For decades, the turning of an engine was a primitive struggle of bone against iron. In pits dug during the British colonial era, laborers would lean their chests against heavy levers, physically shoving the massive machines until they faced the right direction. When these mechanisms inevitably seized under the weight of years, the railway simply stopped turning the engines altogether. Locomotives were driven in reverse, with the long hood of the boiler blocking the operator’s view, a practice that turned the tracks into a landscape of blind risks and avoidable tragedies.

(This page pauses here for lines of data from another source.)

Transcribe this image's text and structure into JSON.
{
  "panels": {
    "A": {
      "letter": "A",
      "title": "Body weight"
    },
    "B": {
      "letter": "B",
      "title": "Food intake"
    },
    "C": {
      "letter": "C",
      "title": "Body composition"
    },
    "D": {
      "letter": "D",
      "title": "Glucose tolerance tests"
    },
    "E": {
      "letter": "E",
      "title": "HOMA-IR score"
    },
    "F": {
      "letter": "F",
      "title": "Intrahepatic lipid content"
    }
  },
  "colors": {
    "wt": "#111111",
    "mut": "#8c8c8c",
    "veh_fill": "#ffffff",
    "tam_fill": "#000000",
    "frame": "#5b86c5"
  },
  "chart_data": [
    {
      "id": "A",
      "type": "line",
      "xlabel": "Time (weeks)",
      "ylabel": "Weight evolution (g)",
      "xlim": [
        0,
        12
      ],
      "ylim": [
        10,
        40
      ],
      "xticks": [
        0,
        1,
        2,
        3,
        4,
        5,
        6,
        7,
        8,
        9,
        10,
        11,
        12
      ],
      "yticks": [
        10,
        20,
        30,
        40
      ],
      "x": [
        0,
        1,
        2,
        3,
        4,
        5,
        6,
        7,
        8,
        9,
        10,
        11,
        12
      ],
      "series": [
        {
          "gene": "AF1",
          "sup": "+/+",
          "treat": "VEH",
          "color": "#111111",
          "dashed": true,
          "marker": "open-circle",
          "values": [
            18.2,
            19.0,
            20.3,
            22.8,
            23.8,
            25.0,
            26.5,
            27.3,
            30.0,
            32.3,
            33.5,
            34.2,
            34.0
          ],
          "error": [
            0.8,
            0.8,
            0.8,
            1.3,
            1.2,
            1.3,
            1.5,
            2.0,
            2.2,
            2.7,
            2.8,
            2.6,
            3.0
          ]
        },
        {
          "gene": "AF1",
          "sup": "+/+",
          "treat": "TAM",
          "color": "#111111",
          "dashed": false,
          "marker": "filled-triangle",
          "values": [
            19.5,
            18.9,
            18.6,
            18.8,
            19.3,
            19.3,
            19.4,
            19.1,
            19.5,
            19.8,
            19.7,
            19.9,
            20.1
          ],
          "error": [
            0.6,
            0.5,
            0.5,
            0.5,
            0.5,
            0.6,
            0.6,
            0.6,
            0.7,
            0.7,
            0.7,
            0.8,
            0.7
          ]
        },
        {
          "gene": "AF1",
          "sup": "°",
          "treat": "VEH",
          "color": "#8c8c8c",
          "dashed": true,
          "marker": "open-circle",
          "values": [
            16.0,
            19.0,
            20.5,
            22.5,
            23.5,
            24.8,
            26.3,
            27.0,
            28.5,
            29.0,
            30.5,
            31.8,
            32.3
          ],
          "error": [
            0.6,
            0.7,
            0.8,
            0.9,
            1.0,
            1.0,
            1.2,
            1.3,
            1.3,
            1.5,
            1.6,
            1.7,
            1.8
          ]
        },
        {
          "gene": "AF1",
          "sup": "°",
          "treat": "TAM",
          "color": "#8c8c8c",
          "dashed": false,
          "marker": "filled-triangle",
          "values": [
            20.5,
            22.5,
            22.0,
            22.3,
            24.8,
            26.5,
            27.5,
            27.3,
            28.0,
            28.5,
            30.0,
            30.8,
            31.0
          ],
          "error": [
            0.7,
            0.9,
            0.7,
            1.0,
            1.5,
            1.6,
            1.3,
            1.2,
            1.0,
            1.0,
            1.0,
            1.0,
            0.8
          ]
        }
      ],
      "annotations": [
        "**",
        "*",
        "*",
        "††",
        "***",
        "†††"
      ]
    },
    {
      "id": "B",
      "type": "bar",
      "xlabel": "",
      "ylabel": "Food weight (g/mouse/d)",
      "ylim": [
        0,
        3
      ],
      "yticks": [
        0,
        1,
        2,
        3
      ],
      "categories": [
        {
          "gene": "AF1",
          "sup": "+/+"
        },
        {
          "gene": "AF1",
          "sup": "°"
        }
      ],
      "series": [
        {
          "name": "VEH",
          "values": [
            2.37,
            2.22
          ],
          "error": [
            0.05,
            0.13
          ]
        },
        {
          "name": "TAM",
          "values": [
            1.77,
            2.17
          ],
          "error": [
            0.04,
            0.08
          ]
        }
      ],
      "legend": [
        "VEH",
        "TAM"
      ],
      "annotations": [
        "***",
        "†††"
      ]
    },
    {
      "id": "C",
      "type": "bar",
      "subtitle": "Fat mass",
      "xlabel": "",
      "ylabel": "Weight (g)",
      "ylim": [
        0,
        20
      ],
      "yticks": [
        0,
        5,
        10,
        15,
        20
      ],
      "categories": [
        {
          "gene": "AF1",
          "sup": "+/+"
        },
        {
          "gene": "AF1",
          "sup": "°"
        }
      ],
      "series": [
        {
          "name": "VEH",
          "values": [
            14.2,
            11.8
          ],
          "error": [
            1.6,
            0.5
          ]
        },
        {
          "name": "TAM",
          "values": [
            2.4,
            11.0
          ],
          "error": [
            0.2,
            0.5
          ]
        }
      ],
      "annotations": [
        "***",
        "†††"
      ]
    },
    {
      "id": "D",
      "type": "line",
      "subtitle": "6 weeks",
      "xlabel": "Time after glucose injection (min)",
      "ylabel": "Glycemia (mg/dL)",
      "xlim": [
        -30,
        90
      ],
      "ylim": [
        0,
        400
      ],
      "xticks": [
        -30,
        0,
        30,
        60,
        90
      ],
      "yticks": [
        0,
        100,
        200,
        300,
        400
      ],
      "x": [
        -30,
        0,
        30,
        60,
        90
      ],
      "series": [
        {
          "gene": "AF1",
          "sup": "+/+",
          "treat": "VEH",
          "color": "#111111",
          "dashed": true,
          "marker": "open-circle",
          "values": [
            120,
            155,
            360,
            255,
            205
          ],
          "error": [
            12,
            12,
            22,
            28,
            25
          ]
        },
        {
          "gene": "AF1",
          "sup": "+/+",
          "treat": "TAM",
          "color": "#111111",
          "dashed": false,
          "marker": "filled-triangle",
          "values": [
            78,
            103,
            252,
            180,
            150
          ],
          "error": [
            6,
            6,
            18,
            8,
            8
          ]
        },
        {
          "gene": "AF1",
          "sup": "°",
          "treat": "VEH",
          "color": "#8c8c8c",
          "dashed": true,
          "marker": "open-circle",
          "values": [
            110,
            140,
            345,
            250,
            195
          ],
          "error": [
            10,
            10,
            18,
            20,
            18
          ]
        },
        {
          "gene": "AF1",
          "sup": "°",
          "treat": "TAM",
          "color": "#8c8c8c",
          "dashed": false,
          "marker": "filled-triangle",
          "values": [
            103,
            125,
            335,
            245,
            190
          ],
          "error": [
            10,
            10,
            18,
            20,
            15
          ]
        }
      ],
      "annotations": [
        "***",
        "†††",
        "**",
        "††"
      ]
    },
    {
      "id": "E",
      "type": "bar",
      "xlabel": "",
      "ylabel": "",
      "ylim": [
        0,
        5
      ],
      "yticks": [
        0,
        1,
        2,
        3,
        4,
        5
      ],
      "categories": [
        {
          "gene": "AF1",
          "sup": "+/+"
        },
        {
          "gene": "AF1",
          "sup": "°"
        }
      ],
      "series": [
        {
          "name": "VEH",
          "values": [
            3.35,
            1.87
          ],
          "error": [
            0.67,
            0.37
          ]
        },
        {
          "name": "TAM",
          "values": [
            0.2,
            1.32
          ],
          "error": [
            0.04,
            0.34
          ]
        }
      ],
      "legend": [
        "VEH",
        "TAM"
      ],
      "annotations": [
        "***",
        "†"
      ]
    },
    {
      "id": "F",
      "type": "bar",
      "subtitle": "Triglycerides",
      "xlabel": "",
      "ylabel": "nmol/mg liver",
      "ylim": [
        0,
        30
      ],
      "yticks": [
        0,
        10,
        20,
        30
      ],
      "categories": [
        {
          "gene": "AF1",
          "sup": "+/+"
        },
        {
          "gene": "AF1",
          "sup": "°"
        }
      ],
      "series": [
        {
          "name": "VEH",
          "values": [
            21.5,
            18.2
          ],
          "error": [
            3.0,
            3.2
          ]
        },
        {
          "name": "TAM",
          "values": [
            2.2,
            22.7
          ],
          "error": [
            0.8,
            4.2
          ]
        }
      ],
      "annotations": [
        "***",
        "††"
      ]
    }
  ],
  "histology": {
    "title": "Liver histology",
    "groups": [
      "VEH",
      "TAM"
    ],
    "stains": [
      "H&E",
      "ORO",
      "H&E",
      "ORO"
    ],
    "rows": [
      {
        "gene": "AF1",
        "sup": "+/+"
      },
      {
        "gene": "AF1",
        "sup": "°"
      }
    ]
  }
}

Babu, a mechanical engineer who viewed his state-funded education as a debt to be repaid to the public, refused to accept the unwritten rule that a train merely reaching its destination was a success. He saw the wreckage of the October 2023 collision at Bhairab—where seventeen lives were lost—not as an act of fate, but as a failure of simple mechanics. He set to work in the depot workshop, naming his series of low-cost solutions Odommo, the Bengali word for unstoppable.

The automated turntable is more than a technical upgrade; it is a restoration of sight to the men in the cabs. Having secured the safety of his local lines, Babu has been recognized as the first Bangladeshi to win a Silver Stevie Award for innovation. Yet his gaze remains on the horizon of his own country. He has accepted a doctoral position at Louisiana Tech University, but he frames the move as a temporary gathering of skill.

Bangladesh should build its own trains and engines rather than importing them.

His vision for the future is as precise as his engineering. He does not intend to remain in the laboratories of the United States; he plans to return to the depots of his home, ensuring that the country no longer needs to look abroad for the machines that move its people.